4. Next (Yin Yang) call, because Yin binding points to the green CB, it means that the environment containing Yang is re-created in the green Yin environment. As a result, green Yang is replaced by the newly created red Yang, and the red Yang binding points to the blue CB. The red Yang's parent environment is also consistent with green Yang, which is a green Yin. This is the way in the right image. Now we use green Yin and red Yang. That is to say, we are still using Yin pointing to CB, and now we have recovered to using green Yin. This is why the Yin value changes back. At the same time, because the Red Yang points to the blue CB, the next Yin will change back to the blue Yin, and the next time will change back to the green Yin. Therefore, each line of the yin and yang puzzle outputs an asterisk more than the previous line.

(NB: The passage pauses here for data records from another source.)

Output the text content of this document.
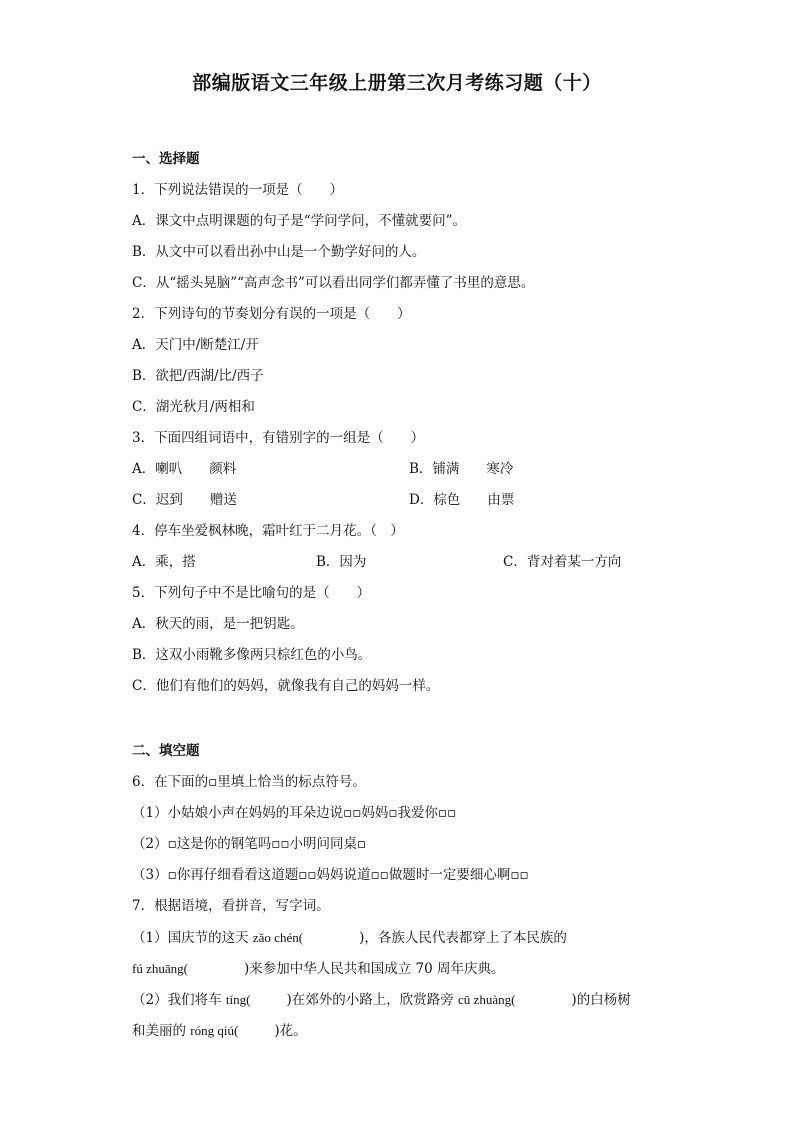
部编版语文三年级上册第三次月考练习题（十）
一、选择题
1．下列说法错误的一项是（　　）
A．课文中点明课题的句子是“学问学问，不懂就要问”。
B．从文中可以看出孙中山是一个勤学好问的人。
C．从“摇头晃脑”“高声念书”可以看出同学们都弄懂了书里的意思。
2．下列诗句的节奏划分有误的一项是（　　）
A．天门中/断楚江/开
B．欲把/西湖/比/西子
C．湖光秋月/两相和
3．下面四组词语中，有错别字的一组是（　　）
A．喇叭　　颜料	B．铺满　　寒冷
C．迟到　　赠送	D．棕色　　由票
4．停车坐爱枫林晚，霜叶红于二月花。（　）
A．乘，搭	B．因为	C．背对着某一方向
5．下列句子中不是比喻句的是（　　）
A．秋天的雨，是一把钥匙。
B．这双小雨靴多像两只棕红色的小鸟。
C．他们有他们的妈妈，就像我有自己的妈妈一样。
二、填空题
6．在下面的▫里填上恰当的标点符号。
（1）小姑娘小声在妈妈的耳朵边说▫▫妈妈▫我爱你▫▫
（2）▫这是你的钢笔吗▫▫小明问同桌▫
（3）▫你再仔细看看这道题▫▫妈妈说道▫▫做题时一定要细心啊▫▫
7．根据语境，看拼音，写字词。
（1）国庆节的这天 zǎo chén(	)，各族人民代表都穿上了本民族的
fú zhuāng(	)来参加中华人民共和国成立 70 周年庆典。
（2）我们将车 tíng(	)在郊外的小路上，欣赏路旁 cū zhuàng(	)的白杨树
和美丽的 róng qiú(	)花。
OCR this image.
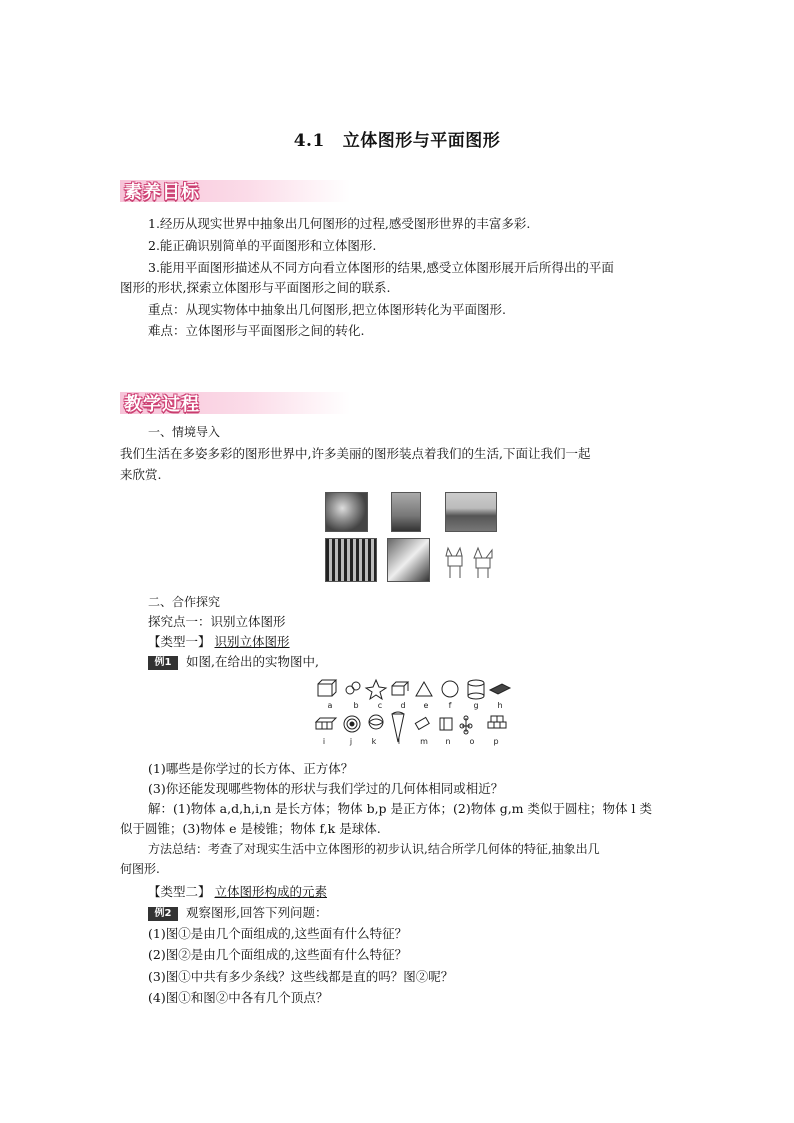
4.1 立体图形与平面图形
素养目标
1.经历从现实世界中抽象出几何图形的过程,感受图形世界的丰富多彩.
2.能正确识别简单的平面图形和立体图形.
3.能用平面图形描述从不同方向看立体图形的结果,感受立体图形展开后所得出的平面
图形的形状,探索立体图形与平面图形之间的联系.
重点：从现实物体中抽象出几何图形,把立体图形转化为平面图形.
难点：立体图形与平面图形之间的转化.
教学过程
一、情境导入
我们生活在多姿多彩的图形世界中,许多美丽的图形装点着我们的生活,下面让我们一起
来欣赏.
二、合作探究
探究点一：识别立体图形
【类型一】 识别立体图形
例1 如图,在给出的实物图中,
a	b	c	d	e	f	g	h
i	j	k	l	m	n	o	p
(1)哪些是你学过的长方体、正方体？
(3)你还能发现哪些物体的形状与我们学过的几何体相同或相近？
解：(1)物体 a,d,h,i,n 是长方体；物体 b,p 是正方体；(2)物体 g,m 类似于圆柱；物体 l 类
似于圆锥；(3)物体 e 是棱锥；物体 f,k 是球体.
方法总结：考查了对现实生活中立体图形的初步认识,结合所学几何体的特征,抽象出几
何图形.
【类型二】 立体图形构成的元素
例2 观察图形,回答下列问题：
(1)图①是由几个面组成的,这些面有什么特征？
(2)图②是由几个面组成的,这些面有什么特征？
(3)图①中共有多少条线？这些线都是直的吗？图②呢？
(4)图①和图②中各有几个顶点？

This is the answer to the "yin and yang Puzzle" I have deduced (the above explanation is just a conceptual model, which is not exactly the same as the implementation of scheme ). However, the answer is a manual reasoning. Can it be automatically proved by the program? It should be okay. I expanded the "Yin and Yang puzzle" so that the program could automatically track the meaning of each continuation and print the output automatically. The modified code is as follows:

(define cc-dict '())(define (insert-cc! cc flag)  (if (assq cc cc-dict)      #f      (set! cc-dict            (cons             (cons cc (cons flag (length cc-dict)))             cc-dict))))(define (display-cc cc prefix)  (display prefix)  (display #/()  ((lambda (cc-pair)     (cond (cc-pair            (display (cadr cc-pair))            (display #/,)            (display (cddr cc-pair)))))   (assq cc cc-dict))  (display #/)))(let ((count 5) (yang #f))  (call/cc   (lambda (exit)     (let* ((yin ((lambda (foo)                                        (write-char #//)                    (newline)                    (insert-cc! foo #/a)                    (display-cc foo "yin")                    (display-cc yang "yang")                    (set! count (- count 1))                    (if (= 0 count) (exit 'end) foo))                  (call/cc (lambda (bar) bar))))            (yang ((lambda (foo)                                          (write-char #/*)                     (insert-cc! foo #/b)                     (display-cc yin "yin")                     (display-cc foo "yang")                     foo)                   (call/cc (lambda (bar) bar)))))       (yin yang)))))

The code above shows the running process of the first five lines of the "Yin and Yang puzzle". Before each value is assigned to Yin and Yang, the Code prints the content of yin and yang, the print format is Yin (A, 0) Yang (B, 1) or similar. in this format, Yin (A, 0) indicates that the value of Yin is continue ca, this continues as the 1st progress (based on the 0 index) generated by the program ). The running result of the above Code is:

/yin(a,0)yang()*yin(a,0)yang(b,1)/yin(b,1)yang()*yin(b,1)yang(b,2)*yin(a,0)yang(b,2)/yin(b,2)yang()*yin(b,2)yang(b,3)*yin(b,1)yang(b,3)*yin(a,0)yang(b,3)/yin(b,3)yang()*yin(b,3)yang(b,4)*yin(b,2)yang(b,4)*yin(b,1)yang(b,4)*yin(a,0)yang(b,4)/yin(b,4)yang()

From this running result, we can clearly see the changes of yin and yang, or how Yin changes back to the original values step by step in each row, and finally changed back to Ca to output line breaks.